Iowa State University faculty and students are on the cutting edge of infusing apparel with science, technology, engineering, and mathematics.
Their innovations range from clothing with sweat biosensors and LED lights hidden inside the fabric, to zero-waste garments developed from bacteria and yeast, to apparel inspired by geometric designs.
“Everything you put on your body will make a statement, but there’s also a lot that went into it, from the fibers to the cut of the garment,” said Sara Marcketti, an associate professor of apparel, events, and hospitality management and the associate director of the Center for Excellence in Learning and Teaching. “All of these things can be drawn back to STEM.”
Fashionable Side of STEM museum exhibit
When Marcketti received the Rossmann Manatt Faculty Development Award in 2014 for her historical synopsis of the “fashionable side of STEM,” she didn’t know it would spur a major departmental collaboration showing science, technology, engineering, and math principles in fashion.
Marcketti partnered with Janet Fitzpatrick, the curator and collection manager of Iowa State’s Textiles and Clothing Museum, this spring to display fashions showcasing aspects of STEM.
“The apparel industry is multidisciplinary and ever changing; it's more than just the latest fashions people see on the runway, or for sale online and in retail stores,” said Fitzpatrick, who’s also a senior lecturer in apparel, events, and hospitality management.
Twenty-four faculty and students this spring showcased cutting-edge designs showing the intersection between STEM and fashion. Marcketti explained that fashion’s use of STEM principles is common, but little known outside of designer circles.
“The faculty and students have been doing this for years, all the time,” she said.
Hidden inside the fabric
Allison Cargill, a graduate student in mechanical engineering, is working to integrate sweat-based biosensors with fabric garments.
“If these sensors can be integrated into fabrics, consumers could receive constant information about their health just by wearing a piece of clothing,” Cargill said. “They can provide critical information to consumers about their biological processes without them even noticing.”
Math concepts also abound in fashion, both in design and merchandising.
Jody Aultman, a graduate student in apparel, events, and hospitality management, created an award-winning dress called Turtle Turtle using geometry.

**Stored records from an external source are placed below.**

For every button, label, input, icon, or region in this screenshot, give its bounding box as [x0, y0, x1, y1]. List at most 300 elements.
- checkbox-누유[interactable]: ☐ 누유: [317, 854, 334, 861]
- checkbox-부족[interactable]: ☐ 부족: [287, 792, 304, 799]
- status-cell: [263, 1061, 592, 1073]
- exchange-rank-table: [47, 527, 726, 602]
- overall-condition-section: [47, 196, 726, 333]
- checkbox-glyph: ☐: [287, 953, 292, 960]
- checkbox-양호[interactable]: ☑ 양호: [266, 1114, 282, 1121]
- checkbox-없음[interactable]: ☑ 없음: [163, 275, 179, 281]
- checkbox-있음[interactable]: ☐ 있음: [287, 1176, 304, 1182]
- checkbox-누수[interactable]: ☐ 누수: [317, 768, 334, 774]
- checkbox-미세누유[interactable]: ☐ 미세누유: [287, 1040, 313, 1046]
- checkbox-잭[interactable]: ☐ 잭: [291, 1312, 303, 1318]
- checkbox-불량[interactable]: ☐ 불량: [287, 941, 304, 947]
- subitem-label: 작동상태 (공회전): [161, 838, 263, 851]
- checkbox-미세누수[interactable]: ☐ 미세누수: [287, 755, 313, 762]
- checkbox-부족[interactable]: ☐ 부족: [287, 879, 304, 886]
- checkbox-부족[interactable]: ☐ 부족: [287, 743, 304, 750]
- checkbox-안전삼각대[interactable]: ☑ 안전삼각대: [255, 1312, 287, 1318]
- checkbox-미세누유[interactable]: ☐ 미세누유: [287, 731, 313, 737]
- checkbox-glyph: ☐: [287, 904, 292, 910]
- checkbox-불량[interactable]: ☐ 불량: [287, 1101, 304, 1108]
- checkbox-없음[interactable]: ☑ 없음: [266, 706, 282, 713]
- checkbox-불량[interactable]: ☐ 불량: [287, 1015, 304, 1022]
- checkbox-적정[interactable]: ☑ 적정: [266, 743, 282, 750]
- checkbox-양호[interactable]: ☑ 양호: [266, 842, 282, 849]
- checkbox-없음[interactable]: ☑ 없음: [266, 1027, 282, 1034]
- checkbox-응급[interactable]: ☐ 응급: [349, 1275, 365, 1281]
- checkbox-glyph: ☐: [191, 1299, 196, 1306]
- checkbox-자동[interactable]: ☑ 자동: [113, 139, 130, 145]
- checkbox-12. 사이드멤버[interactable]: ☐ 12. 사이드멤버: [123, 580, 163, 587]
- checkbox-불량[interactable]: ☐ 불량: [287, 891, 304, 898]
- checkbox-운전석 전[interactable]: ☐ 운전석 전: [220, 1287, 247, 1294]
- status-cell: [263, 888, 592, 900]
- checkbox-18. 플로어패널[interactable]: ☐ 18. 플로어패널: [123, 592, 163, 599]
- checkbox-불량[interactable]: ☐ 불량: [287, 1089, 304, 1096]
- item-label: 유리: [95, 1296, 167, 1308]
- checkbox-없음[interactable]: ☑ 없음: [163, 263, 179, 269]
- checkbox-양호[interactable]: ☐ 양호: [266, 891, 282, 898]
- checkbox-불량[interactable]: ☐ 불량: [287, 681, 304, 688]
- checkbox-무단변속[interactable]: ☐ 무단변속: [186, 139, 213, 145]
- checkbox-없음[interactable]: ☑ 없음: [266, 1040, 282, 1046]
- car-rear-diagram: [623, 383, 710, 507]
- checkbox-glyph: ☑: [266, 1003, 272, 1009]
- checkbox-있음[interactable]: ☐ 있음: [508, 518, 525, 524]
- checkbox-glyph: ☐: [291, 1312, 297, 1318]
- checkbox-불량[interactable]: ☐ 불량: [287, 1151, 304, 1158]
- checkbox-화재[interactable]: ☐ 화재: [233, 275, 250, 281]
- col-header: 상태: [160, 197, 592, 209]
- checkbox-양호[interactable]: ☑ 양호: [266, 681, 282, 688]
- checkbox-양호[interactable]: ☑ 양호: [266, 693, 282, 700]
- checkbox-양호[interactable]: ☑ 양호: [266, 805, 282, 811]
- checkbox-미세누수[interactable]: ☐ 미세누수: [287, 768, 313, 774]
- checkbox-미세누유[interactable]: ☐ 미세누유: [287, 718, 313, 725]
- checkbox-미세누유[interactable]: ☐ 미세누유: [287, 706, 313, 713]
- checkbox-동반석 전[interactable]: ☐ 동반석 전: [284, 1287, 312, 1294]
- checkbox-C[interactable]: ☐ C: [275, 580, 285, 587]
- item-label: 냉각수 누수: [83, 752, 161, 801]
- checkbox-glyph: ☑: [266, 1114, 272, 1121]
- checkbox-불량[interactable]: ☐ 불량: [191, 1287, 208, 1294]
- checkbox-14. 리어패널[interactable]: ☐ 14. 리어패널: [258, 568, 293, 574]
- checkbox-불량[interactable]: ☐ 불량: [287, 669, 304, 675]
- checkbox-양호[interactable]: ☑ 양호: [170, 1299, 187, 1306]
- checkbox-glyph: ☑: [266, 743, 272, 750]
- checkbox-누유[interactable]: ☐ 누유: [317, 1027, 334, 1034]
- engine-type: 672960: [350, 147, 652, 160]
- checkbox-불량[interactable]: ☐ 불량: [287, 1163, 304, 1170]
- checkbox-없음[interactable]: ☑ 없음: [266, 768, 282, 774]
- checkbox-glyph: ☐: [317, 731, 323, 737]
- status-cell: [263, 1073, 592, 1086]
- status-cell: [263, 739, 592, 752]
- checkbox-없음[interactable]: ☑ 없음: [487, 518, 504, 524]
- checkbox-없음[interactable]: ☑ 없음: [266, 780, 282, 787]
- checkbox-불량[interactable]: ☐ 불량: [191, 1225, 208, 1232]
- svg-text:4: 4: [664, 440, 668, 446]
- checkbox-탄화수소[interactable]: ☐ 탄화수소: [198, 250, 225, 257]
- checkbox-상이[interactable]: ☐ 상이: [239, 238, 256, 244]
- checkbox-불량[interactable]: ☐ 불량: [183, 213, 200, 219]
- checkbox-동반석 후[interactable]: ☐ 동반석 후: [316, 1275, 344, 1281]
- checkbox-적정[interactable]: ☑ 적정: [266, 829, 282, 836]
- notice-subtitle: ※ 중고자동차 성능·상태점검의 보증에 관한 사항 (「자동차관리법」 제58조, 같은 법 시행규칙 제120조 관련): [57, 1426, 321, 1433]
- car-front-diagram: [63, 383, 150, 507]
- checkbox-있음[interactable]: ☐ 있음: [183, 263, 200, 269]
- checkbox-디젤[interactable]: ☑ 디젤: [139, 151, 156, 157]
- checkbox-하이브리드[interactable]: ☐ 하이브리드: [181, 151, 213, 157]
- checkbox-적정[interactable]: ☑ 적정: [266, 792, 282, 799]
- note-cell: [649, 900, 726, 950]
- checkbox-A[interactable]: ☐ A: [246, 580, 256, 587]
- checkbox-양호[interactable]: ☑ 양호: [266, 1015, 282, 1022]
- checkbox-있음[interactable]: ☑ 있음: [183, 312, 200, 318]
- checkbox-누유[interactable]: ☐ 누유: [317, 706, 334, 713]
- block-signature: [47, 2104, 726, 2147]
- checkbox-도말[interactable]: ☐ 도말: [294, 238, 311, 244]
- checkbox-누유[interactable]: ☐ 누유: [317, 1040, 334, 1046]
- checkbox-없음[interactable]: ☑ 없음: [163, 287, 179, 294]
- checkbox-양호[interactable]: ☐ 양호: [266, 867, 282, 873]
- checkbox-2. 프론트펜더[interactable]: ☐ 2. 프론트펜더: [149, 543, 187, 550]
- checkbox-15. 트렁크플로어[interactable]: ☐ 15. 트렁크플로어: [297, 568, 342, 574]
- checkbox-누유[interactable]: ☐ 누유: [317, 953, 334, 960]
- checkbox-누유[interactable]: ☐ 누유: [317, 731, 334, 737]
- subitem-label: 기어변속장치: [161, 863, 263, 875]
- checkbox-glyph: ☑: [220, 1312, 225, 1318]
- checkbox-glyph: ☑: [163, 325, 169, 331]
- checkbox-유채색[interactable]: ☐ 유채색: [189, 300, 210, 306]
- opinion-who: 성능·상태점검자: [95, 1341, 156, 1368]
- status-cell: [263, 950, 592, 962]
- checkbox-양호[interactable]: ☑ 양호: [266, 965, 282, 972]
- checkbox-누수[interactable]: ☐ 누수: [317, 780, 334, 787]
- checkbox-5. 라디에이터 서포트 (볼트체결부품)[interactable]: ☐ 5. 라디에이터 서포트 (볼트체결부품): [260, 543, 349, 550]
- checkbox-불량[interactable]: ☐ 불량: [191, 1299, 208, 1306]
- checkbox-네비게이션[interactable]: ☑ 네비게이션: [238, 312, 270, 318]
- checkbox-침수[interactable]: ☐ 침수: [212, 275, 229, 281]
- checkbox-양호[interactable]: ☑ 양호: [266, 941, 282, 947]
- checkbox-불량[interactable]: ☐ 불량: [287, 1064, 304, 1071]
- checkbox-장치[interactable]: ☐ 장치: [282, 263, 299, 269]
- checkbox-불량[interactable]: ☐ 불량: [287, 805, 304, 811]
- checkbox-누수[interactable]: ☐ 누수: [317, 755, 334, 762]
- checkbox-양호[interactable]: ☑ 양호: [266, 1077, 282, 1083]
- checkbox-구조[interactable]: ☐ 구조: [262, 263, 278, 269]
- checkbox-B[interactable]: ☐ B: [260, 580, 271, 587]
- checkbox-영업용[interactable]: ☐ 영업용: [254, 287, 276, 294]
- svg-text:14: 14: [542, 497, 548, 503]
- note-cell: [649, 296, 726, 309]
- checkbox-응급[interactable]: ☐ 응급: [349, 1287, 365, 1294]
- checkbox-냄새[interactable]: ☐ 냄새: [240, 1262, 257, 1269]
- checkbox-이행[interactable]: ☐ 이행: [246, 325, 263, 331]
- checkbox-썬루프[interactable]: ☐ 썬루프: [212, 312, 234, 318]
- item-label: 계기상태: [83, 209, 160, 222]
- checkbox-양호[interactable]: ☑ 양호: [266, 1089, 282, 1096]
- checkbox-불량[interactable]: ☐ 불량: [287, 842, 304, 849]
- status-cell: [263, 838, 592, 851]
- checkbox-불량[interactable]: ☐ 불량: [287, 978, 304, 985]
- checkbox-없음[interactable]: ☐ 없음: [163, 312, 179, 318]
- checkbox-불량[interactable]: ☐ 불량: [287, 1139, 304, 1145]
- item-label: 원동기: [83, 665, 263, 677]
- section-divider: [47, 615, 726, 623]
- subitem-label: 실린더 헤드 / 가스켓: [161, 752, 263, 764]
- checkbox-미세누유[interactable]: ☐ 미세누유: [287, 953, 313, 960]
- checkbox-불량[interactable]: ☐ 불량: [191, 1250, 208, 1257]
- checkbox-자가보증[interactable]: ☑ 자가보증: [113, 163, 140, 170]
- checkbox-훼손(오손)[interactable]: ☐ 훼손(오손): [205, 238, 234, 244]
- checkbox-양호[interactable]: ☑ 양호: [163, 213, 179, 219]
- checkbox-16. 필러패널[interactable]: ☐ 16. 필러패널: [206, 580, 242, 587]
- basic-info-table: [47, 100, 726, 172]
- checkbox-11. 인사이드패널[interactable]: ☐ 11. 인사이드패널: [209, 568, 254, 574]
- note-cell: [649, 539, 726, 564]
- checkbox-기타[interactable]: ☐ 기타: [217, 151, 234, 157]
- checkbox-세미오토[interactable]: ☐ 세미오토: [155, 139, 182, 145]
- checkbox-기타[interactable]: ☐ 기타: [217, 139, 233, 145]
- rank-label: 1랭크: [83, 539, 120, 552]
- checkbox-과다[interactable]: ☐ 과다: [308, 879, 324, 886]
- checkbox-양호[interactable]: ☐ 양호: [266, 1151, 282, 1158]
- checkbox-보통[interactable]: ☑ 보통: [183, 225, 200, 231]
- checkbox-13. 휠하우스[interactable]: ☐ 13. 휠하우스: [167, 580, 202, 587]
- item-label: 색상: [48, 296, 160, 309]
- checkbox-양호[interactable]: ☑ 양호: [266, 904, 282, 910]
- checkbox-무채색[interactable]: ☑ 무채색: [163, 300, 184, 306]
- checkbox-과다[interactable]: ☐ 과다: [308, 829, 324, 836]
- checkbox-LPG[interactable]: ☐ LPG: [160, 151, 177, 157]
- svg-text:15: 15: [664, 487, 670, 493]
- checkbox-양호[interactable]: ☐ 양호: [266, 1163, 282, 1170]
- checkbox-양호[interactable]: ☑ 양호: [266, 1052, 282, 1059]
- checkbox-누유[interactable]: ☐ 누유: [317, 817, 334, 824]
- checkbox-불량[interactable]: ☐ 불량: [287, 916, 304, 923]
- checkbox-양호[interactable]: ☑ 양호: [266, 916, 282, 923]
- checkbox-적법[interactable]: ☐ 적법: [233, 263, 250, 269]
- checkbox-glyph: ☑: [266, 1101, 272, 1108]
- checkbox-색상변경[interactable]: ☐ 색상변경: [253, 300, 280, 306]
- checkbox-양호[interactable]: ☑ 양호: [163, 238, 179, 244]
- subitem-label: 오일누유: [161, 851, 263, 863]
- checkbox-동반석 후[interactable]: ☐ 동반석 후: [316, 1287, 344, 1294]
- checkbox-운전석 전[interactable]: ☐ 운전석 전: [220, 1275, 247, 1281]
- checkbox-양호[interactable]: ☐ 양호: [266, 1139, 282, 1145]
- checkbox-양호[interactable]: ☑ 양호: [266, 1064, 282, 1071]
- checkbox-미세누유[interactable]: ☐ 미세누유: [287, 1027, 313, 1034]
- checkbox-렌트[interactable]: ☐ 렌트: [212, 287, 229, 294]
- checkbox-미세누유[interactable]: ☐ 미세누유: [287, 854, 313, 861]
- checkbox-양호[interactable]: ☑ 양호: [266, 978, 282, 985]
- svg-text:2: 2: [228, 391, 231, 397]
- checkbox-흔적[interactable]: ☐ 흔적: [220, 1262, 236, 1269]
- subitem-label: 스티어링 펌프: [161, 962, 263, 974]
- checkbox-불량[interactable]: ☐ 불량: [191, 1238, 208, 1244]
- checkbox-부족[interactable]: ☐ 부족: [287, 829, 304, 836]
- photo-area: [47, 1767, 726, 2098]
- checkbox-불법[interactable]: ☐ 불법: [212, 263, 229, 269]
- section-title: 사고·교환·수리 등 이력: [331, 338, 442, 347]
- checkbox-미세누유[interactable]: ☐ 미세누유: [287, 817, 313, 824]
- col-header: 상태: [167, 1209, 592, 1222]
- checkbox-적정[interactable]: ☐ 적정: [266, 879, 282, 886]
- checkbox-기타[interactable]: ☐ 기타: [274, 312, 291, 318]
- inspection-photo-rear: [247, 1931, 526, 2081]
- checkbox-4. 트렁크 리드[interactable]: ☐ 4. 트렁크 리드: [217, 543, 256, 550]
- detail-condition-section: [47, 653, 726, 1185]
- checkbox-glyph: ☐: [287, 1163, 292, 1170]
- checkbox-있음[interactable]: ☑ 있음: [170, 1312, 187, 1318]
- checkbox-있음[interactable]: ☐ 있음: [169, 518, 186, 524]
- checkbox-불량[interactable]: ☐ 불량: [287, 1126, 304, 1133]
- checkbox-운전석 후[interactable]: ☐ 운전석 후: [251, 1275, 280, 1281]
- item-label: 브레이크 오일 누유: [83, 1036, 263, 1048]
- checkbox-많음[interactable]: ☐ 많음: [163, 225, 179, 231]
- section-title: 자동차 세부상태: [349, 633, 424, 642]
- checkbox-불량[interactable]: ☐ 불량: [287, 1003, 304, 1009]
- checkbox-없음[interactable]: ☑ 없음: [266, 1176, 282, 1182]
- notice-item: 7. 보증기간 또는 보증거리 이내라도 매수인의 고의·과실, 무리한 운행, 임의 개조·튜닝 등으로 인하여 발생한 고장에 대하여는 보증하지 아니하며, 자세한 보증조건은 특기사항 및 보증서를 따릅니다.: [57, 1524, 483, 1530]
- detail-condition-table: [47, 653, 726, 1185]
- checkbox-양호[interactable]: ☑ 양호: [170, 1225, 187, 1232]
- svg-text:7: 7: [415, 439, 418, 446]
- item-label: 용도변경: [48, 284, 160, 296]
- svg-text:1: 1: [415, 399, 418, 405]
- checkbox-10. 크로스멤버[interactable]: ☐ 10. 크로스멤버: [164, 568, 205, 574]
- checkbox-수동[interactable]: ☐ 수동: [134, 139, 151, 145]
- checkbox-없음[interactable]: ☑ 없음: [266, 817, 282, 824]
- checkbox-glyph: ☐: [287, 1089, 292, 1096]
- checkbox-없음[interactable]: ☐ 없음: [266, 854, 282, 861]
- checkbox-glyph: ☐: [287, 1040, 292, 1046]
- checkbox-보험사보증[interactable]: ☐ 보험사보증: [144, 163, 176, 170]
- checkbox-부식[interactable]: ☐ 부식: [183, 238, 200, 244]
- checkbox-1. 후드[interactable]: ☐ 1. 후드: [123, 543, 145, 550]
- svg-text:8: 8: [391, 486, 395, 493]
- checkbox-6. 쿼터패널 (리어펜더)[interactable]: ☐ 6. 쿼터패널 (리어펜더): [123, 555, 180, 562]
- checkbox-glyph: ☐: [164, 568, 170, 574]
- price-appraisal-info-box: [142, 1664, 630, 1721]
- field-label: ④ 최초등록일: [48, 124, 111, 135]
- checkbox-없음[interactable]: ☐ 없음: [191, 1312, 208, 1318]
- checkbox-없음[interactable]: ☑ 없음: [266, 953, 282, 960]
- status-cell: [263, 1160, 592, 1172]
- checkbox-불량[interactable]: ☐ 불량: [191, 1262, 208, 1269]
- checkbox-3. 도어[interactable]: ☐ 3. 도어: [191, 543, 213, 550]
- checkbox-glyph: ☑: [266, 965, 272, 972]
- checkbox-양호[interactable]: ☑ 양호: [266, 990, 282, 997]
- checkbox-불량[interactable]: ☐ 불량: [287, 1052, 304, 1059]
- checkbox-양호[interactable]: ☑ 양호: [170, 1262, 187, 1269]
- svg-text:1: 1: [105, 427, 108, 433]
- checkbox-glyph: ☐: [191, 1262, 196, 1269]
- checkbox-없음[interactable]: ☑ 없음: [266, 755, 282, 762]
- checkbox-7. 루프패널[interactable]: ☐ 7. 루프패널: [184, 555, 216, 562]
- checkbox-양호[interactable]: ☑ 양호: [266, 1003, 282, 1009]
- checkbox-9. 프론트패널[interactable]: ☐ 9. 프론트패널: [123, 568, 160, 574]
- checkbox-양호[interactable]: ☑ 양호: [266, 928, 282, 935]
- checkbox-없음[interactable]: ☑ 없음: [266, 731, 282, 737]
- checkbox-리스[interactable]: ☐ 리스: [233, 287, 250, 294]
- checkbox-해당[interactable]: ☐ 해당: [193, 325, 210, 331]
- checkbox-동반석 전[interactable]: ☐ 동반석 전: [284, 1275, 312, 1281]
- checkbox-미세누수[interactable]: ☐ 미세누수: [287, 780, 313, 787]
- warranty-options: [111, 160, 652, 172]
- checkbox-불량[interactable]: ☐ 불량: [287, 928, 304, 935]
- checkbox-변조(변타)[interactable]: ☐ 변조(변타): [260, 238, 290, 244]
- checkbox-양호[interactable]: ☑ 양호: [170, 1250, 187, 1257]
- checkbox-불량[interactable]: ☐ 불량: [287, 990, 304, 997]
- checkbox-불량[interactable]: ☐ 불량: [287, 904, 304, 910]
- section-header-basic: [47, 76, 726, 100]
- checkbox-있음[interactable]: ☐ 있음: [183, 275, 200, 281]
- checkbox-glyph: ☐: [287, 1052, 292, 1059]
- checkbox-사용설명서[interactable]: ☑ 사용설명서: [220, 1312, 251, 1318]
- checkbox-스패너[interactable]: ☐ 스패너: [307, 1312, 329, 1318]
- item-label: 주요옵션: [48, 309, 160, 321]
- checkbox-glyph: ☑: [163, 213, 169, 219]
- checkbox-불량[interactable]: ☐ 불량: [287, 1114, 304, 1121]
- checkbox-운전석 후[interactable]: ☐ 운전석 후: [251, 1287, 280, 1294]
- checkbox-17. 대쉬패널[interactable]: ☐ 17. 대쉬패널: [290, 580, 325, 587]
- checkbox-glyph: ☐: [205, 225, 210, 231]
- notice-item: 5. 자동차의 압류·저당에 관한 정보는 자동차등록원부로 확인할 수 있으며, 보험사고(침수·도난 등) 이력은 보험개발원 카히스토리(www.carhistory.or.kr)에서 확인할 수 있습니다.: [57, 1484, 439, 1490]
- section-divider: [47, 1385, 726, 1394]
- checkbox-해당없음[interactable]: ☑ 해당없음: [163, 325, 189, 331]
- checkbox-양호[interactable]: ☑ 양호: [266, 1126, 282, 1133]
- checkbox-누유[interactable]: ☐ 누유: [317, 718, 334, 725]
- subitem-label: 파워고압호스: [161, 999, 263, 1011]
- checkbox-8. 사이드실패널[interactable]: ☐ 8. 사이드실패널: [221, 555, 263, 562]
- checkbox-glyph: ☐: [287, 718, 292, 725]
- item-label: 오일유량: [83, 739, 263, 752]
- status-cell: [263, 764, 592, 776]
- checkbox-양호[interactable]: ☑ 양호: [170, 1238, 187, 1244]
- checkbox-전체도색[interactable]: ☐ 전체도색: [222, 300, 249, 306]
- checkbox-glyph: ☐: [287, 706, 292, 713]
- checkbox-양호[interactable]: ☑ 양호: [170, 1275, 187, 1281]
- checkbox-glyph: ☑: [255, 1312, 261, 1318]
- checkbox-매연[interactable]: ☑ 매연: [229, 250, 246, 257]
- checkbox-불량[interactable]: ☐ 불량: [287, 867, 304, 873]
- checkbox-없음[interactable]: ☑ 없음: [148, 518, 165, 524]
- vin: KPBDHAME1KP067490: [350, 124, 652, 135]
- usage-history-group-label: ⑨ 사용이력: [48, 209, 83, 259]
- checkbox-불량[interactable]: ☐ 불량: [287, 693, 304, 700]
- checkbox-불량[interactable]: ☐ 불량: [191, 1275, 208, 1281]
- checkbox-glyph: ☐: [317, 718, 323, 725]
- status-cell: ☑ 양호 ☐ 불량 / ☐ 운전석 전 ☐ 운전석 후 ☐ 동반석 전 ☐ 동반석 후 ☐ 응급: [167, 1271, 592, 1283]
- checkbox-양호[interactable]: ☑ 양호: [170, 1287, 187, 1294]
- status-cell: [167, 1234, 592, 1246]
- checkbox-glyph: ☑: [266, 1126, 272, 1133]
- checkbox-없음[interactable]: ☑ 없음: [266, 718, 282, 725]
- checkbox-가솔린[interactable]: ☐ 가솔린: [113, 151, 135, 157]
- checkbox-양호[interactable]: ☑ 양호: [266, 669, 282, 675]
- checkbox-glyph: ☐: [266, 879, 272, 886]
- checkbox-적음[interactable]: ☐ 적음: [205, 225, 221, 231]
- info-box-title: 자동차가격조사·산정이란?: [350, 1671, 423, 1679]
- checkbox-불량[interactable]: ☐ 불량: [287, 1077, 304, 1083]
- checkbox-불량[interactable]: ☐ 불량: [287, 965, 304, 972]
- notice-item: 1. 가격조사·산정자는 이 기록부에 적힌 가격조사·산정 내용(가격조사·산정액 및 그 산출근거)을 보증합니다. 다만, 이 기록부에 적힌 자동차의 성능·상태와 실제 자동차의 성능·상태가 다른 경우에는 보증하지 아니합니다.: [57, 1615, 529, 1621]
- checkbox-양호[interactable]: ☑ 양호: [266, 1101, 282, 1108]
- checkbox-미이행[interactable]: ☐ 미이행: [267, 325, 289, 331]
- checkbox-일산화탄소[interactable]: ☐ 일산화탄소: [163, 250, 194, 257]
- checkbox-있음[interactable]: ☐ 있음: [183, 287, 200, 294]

Using a photo of a turtle shell, she sliced the picture into multiple half-circles and wedges of fabric that created the skirt portion of the dress when assembled.
“When I start a new design for a garment or quilt, I rely on STEM to create the best design that I can,” Aultman said.
Global wearable technology and sustainable apparel
Technology is present in many designs.
Kyung Lee, a graduate student in apparel, merchandising, and design, incorporated LED lights into cycling wear to enhance safety and encourage more bicycle-friendly lifestyles. She said the global wearable technology market was worth $20 billion in 2015.
“I want consumers to know that STEM in clothing helps solve real-world issues and problems in comprehensive and useful ways,” Kyung Lee said.
Sustainable apparel’s growing popularity reflects aspects of all STEM fields. To create biodegradable clothing that uses fewer natural resources in its production, a designer has to take math, environmental science, structural engineering and new technologies into account.
Young-A Lee, an associate professor of apparel, events, and hospitality management, develops novel methods to create zero-waste garments. For a men’s sleeveless jacket, her team created fibers using bacteria and yeast from fermented green tea. The team even dyed the garments with coffee grounds and red and yellow onion skins.
“It is crucial for me to keep asking how we design, develop, produce, and consume materials and products in sustainable ways, while still participating with fashion,” Young-A Lee said.
Marcketti and her colleagues and students in the apparel, merchandising, and design program will continue to showcase STEM principles in their work to educate the public about what goes into making clothes.
“We have all of this incredible talent,” Marcketti said. “We needed to have it displayed and shown off. It is a wonderful testament to our incredible program.”